How advertisers are thinking about Meta’s affiliate tool rollout

April 20, 2026

Meta is playing catch-up to TikTok in the AI and e-commerce game.

At Shoptalk in Las Vegas last month, Meta debuted not only creator affiliate partnership features, but also checkout in its Business AI agent and retail media network product discovery offerings.

The affiliate tools are similar to the affiliate marketing offering that TikTok Shop operates, according to Scott Kramer, head of growth at AS Beauty, which operates a portfolio of brands including Laura Geller Beauty and Cover FX. He said the tools provide opportunities for brands to measure the ROI they’re seeing from creators in terms of who is driving sales, noting it’s a “first step” for Meta.

However, some brands may be slower to adopt affiliate tools, Kevin Simonson, CEO of e-commerce marketing outfit adMixt, said, noting that affiliate offerings lend themselves more so to verticals like beauty and wellness.

“Affiliate, in general, is not as important to most brands as paid. It’s generally an afterthought from a strategy perspective,” Simonson said. “I’m sure some people are obviously getting on it, but as far as brands we work with, I’ve had zero people reach out to me about it.”

Meta’s rollouts come as social media platforms push agents and as they pump out more creator-centric features to vie for creator economy dollars—see some of Google’s announcements at NewFronts, including around creator partnership boost ads. But some advertisers are keeping an eye on how much adoption some of the generative AI–enhanced e-commerce and creator features Meta is rolling out actually see.

As part of the updates, Instagram Reels are now shoppable, and creators can tag products available in Meta’s commerce catalog, along with including URLs including affiliate links (as long as they direct users to one specific eligible item), potentially earning them a commission.

Creators, the company said, will benefit from their product-tagged content being shared to the Partnership Ads Hub in Ads Manager, making those creators more visible to potential brand partners. (Creators will be able to tag a maximum of 30 items per Reel.) Meta plans to test affiliate experiences with Amazon and e-commerce platform Shopee on Instagram in the spring. Facebook affiliate test partners include Amazon, eBay, and Temu in the US, Shopee in Asia, and Mercado Libre in Latin America.

The company is taking a slightly different approach to affiliate partnerships for Facebook. Creators can tag products in Facebook photo posts and Reels, which will display an affiliate banner. Users can click on that content to be directed to the product on the brand’s app or site, potentially earning the creator a commission.
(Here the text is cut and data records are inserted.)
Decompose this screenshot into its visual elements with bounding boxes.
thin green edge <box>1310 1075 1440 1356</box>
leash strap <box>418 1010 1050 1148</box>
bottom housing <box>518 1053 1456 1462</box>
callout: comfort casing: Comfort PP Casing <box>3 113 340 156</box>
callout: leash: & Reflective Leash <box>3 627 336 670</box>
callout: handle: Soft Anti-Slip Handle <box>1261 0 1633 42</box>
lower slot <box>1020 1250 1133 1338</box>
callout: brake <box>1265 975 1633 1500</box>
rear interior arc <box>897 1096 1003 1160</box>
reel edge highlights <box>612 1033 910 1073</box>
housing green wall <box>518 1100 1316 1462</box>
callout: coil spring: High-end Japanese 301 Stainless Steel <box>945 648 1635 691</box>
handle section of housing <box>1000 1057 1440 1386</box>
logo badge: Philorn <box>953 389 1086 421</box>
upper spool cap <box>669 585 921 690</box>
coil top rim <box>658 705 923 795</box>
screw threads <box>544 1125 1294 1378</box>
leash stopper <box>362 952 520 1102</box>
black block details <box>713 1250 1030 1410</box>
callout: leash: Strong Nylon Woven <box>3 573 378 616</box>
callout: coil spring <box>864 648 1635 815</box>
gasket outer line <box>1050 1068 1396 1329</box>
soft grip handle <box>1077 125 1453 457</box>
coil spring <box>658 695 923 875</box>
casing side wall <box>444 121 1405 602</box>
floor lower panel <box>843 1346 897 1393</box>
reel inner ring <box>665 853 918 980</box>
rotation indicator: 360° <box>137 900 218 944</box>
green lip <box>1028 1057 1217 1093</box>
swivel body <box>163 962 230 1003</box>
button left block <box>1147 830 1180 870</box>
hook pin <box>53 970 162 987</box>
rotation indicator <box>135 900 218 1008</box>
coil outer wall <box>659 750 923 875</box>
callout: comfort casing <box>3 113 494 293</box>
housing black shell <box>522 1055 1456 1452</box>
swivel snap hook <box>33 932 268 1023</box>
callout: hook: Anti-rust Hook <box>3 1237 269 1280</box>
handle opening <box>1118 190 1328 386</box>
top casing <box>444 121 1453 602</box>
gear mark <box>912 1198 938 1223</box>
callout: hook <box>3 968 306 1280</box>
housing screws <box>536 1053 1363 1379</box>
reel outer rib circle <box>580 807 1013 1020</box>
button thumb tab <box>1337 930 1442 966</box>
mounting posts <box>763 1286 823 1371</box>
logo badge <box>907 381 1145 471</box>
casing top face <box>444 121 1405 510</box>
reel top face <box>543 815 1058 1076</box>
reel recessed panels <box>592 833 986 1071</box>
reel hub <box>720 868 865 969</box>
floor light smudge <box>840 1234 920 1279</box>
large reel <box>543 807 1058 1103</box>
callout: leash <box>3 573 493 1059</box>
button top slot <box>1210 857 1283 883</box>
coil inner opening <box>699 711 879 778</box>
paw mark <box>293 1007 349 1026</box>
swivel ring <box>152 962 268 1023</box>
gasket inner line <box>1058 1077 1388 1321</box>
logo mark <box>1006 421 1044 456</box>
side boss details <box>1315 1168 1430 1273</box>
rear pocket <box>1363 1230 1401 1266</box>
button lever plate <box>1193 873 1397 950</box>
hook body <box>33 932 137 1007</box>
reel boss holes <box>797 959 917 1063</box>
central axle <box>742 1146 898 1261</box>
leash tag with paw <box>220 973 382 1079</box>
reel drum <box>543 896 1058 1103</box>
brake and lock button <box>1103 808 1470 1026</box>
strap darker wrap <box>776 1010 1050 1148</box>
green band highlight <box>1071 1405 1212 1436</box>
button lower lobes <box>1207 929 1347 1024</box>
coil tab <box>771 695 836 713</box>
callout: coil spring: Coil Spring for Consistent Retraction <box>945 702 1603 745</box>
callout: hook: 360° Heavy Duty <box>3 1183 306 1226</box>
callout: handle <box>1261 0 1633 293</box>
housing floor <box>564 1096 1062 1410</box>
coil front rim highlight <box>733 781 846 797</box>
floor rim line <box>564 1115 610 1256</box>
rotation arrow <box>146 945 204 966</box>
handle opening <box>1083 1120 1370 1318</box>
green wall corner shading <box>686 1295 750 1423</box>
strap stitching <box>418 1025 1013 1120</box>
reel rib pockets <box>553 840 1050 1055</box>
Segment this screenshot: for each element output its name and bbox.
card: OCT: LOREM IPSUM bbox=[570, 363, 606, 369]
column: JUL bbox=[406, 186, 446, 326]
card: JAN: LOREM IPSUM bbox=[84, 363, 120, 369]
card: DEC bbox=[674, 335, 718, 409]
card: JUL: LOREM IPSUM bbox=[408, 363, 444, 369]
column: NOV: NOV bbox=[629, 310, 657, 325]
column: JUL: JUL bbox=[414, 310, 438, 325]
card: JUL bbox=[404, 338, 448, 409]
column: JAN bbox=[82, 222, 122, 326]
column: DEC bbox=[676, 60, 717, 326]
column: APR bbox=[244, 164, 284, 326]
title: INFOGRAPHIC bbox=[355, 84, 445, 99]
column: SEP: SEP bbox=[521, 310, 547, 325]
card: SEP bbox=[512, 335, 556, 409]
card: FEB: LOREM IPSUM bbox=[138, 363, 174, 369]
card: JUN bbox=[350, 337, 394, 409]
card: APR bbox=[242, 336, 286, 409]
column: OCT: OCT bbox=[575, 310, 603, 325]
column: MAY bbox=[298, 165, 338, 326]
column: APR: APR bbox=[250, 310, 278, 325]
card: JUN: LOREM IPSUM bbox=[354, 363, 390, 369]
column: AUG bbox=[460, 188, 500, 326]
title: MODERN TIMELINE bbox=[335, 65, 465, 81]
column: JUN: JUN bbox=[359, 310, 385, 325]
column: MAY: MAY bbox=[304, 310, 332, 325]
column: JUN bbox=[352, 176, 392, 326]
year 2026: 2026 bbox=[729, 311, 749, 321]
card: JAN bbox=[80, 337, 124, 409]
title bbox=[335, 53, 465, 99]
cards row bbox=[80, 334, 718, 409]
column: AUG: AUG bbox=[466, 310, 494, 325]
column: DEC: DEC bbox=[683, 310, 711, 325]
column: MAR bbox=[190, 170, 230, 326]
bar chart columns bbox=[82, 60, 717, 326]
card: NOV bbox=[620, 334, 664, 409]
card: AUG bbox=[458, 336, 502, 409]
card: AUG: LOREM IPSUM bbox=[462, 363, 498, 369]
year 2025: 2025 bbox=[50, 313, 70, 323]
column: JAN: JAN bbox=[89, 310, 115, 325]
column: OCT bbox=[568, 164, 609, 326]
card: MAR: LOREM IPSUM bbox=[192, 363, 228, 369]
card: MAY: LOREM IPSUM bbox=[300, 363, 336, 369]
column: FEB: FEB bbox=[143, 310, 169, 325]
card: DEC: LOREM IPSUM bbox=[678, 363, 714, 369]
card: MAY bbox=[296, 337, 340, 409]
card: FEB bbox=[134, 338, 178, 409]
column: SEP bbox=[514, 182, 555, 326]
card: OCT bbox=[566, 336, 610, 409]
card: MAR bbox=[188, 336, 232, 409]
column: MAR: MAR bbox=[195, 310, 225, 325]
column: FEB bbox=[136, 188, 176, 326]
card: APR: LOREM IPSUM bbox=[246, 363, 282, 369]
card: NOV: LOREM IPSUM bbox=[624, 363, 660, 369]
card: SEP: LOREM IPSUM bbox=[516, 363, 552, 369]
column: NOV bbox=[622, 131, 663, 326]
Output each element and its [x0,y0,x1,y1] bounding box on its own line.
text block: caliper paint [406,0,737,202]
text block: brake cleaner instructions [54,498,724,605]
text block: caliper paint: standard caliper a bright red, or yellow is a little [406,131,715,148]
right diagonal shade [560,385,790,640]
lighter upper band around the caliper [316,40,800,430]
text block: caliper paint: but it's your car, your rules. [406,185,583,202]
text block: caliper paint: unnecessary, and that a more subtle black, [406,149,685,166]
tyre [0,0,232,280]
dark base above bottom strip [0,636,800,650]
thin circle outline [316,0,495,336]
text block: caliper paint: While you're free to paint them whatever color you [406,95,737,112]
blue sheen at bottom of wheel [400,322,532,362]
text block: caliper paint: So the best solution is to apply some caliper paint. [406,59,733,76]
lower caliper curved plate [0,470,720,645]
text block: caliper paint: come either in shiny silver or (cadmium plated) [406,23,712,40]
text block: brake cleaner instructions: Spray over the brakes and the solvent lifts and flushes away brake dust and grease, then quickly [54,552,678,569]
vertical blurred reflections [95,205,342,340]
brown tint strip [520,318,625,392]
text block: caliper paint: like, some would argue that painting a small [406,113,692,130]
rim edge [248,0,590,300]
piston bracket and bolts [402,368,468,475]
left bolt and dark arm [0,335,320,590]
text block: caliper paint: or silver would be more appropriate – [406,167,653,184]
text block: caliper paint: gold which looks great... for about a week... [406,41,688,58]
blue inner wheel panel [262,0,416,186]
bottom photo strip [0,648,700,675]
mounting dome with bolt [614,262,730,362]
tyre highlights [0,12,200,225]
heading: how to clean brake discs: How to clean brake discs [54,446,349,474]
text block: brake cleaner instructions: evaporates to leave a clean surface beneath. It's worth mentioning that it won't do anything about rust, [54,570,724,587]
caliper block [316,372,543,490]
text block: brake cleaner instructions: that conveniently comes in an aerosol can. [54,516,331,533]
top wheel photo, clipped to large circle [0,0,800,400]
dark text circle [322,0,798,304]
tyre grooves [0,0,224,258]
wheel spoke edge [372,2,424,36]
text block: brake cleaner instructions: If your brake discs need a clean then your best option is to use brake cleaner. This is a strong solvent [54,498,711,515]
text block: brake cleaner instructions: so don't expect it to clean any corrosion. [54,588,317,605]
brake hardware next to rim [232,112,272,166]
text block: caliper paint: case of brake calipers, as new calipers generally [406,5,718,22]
Amazon and Shopee are serving as launch partners for Facebook, with Temu, eBay, and Mercado Libre set to join in the near future.

Cha-ching: Meta is introducing a new checkout offering in its Business AI sales agent, which Meta first announced that it was integrating into ads at Shoptalk last year. PayPal and Stripe have signed on as launch partners, with Shopify and fintech platform Adyen to come. It’s likely an effort to simplify checkout and reduce friction to more efficiently drive consumers to increase conversion rates, Simonson said. The company is also testing an AI offering that will surface information relevant to a potential purchase, like discounts and product recommendations.

That’s not all: Meta is also augmenting product discovery in ads by surfacing additional information in particular for retail media networks. It’s testing product set optimization, which would empower retail media networks to choose which products to promote and would provide them with campaign product-level data. A retail media network could run a campaign for a specific product offered by a beauty brand partner, for example, rather than allocating the brand partner’s budget toward advertising its whole catalog.

It’s also seeking to improve product discovery for brands by bringing its product showcase offering to Reels and Stories. Brands can input their own creative, which Meta AI may use to place catalog products in a carousel if the system deems it could boost performance.

The feature could be valuable for brands using potentially less effective alternatives to optimize catalog ads, Simonson said. “If we’re talking about a crawl-walk-run strategy as it relates to catalog…these new product features are ‘run,’” he said.

But some brands are still in the “crawl” stage in terms of their catalog strategy, he added.